IRS reportedly pulled ‘entire investigative team’ from Hunter Biden tax fraud probe at behest of DOJ

In October, reports indicated that the FBI believed it had enough evidence to charge Hunter Biden with tax crimes.

The Justice Department reportedly ordered the team’s removal, according to the New York Post.

An IRS criminal supervisory special agent came forward to Congress in April seeking whistleblower protection to share with lawmakers information that allegedly showed the investigation into potential tax crimes by the younger Biden was being mishandled.

Now, the whistleblower’s attorneys claim the team’s removal from the investigation is retaliation for his decision to come forward.

“Today the Internal Revenue Service (IRS) Criminal Supervisory Special Agent we represent was informed that he and his entire investigative team are being removed from the ongoing and sensitive investigation of the high-profile, controversial subject about which our client sought to make whistleblower disclosures to Congress. He was informed the change was at the request of the Department of Justice,” attorneys Mark Lytle and Tristan Leavitt wrote to Congress.

While the whistleblower has not named the Hunter Biden case in his comments, several outlets have confirmed the concerns are about the investigation into the younger Biden.

“On April 27, 2023, IRS Commissioner Daniel Werfel appeared before the House Committee on Ways and Means. He testified: ‘I can say without any hesitation there will be no retaliation for anyone making an allegation or a call to a whistleblower hotline.’ However, this move is clearly retaliatory and may also constitute obstruction of a congressional inquiry,” the lawyers added.

The pair said their client “has a right to make disclosures to Congress” and is protected from retaliatory personnel actions, “including receiving a ‘significant change in duties, responsibilities, or working conditions’ (which this clearly is) because of his disclosures to Congress.”

“Any attempt by any government official to prevent a federal employee from furnishing information to Congress is also a direct violation of longstanding appropriations restriction. Furthermore, 18 U.S.C. § 1505 makes it a crime to obstruct an investigation of Congress,” the lawyers wrote.

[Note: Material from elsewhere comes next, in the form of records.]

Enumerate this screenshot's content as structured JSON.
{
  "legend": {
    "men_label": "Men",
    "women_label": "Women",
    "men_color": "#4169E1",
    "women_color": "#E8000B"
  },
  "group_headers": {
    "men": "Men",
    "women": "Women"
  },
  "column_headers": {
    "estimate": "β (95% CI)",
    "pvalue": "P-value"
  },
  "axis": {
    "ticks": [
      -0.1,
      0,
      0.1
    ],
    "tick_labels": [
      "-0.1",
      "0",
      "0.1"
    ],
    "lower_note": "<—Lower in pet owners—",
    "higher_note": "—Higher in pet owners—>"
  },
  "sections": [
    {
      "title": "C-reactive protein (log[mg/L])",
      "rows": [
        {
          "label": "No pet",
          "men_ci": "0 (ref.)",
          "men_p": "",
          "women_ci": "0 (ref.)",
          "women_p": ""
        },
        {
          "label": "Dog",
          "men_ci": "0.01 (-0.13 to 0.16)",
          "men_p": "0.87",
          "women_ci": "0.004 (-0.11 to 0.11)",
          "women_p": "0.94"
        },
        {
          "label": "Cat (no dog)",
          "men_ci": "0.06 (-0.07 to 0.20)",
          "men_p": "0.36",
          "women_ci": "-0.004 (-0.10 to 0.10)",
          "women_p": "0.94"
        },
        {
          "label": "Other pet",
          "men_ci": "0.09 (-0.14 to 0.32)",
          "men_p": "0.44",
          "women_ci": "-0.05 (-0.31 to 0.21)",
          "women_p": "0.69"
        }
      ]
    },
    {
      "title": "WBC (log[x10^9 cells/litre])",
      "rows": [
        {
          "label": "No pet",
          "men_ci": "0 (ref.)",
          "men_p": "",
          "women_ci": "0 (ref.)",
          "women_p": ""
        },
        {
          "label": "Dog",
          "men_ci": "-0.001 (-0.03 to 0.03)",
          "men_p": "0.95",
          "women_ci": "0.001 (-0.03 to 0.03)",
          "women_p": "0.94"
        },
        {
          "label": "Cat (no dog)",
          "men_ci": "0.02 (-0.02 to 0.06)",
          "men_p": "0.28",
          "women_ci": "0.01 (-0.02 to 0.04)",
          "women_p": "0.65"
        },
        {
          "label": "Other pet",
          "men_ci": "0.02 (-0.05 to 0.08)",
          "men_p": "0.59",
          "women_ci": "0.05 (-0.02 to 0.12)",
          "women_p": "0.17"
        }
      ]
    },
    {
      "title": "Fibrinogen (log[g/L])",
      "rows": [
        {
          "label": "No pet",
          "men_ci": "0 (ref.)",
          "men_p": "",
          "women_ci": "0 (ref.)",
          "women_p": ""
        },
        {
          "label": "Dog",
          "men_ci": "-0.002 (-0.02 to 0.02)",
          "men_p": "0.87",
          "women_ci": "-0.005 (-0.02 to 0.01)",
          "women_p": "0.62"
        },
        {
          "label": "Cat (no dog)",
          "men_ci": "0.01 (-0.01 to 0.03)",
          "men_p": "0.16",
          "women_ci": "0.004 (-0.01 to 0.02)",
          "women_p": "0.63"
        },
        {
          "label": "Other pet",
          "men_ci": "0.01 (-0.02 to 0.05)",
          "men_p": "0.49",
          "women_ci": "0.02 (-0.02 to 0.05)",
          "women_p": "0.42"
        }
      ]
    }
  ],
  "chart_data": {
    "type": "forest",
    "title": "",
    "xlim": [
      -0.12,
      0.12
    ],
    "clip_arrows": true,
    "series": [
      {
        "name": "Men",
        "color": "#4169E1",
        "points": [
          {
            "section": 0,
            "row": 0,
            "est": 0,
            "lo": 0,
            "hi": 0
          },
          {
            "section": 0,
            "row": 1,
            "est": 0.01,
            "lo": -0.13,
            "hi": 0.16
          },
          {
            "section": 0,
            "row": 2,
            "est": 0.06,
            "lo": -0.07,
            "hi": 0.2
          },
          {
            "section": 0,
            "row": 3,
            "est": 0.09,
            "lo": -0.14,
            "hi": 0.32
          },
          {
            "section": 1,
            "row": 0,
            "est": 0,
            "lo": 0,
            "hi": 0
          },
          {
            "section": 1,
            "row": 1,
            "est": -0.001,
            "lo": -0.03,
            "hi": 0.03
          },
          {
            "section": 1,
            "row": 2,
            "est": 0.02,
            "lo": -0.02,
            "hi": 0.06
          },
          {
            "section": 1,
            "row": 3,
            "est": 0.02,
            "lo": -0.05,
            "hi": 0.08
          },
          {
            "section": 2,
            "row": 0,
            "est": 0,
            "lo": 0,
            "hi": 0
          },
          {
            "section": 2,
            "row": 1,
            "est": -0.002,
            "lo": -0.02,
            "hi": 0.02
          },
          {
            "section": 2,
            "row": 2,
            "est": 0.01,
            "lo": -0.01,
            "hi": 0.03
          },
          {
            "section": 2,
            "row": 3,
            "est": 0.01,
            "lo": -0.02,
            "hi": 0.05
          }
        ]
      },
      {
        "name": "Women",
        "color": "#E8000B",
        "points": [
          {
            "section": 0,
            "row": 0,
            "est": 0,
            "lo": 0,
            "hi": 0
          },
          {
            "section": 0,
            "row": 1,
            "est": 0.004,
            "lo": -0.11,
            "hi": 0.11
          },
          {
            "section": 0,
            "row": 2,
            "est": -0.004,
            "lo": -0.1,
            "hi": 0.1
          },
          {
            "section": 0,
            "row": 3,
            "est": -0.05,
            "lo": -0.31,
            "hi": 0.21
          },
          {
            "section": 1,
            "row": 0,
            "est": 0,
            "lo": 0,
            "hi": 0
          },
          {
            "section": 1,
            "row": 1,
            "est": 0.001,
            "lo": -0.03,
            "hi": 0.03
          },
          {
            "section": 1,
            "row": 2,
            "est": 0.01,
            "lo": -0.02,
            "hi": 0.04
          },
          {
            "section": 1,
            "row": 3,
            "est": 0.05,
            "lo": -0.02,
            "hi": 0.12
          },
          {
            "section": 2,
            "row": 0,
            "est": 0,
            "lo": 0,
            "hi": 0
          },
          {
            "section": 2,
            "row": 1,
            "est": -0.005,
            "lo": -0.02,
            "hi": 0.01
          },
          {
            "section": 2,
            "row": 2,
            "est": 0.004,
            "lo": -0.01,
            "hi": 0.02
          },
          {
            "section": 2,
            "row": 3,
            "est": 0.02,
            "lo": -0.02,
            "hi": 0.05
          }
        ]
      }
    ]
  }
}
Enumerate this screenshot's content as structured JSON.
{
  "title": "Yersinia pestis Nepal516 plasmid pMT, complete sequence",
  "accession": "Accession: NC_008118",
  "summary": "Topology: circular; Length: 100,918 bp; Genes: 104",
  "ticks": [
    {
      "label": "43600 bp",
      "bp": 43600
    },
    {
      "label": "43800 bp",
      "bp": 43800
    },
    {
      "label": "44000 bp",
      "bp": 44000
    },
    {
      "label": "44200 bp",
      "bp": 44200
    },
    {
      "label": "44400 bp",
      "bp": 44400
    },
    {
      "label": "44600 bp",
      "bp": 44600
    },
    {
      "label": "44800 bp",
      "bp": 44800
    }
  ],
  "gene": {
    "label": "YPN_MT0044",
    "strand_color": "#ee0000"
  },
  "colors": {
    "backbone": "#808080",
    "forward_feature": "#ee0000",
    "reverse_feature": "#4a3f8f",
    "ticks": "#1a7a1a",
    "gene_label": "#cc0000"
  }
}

The attorneys called on Congress to “give this matter your prompt attention.”

“Removing the experienced investigators who have worked this case for years and are now the subject-matter experts is exactly the sort of issue our client intended to blow the whistle on to begin with,” they said.

Ways and Means Committee chairman Jason Smith echoed these concerns in a statement.

“This most recent communication concerning allegations of retaliatory actions against a whistleblower appears to contradict the sworn testimony by Commissioner Werfel who pledged that whistleblower protections would be upheld,” Smith said. “Congress’s duty to hold government agencies accountable relies on the availability and willingness of individuals to speak out about wrongdoing. Not only does retaliation like this discourage whistleblowers, it can also rise to the level of an illegal violation of statutory protections for whistleblowers.”

Smith added that he is calling on Werfel to “abide by his pledge, quickly provide information to Congress in response to these allegations, and ensure that no action is taken to discourage those who attempt to shine a light on government misconduct.”

In a letter to Congress last month, Lytle claimed his client had information that would “contradict sworn testimony to Congress by a senior political appointee,” as well as information about a “failure to mitigate clear conflicts of interest in the ultimate disposition of the case.”

The April letter, which was first reported by the Wall Street Journal, claims the would-be whistleblower has evidence showing “preferential treatment and politics improperly infecting decisions and protocols that would normally be followed by career law enforcement professionals in similar circumstances if the subject were not politically connected.”

Lytle told lawmakers at the time that his client had made legally protected disclosures internally at the IRS and said his goal is to “ensure that my client can properly share his lawfully protected disclosures with congressional committees.”

Delaware U.S. attorney David Weiss is leading a criminal investigation related to Hunter Biden’s taxes. The investigation, which first began in 2018, also pertains to whether Hunter Biden made a false statement in connection with a gun purchase.

In addressing the investigation in December 2020, Hunter Biden said that he was “confident that a professional and objective review of these matters will demonstrate that I handled my affairs legally and appropriately.”

In October, reports indicated that the FBI believed it had enough evidence to charge Hunter Biden with tax crimes.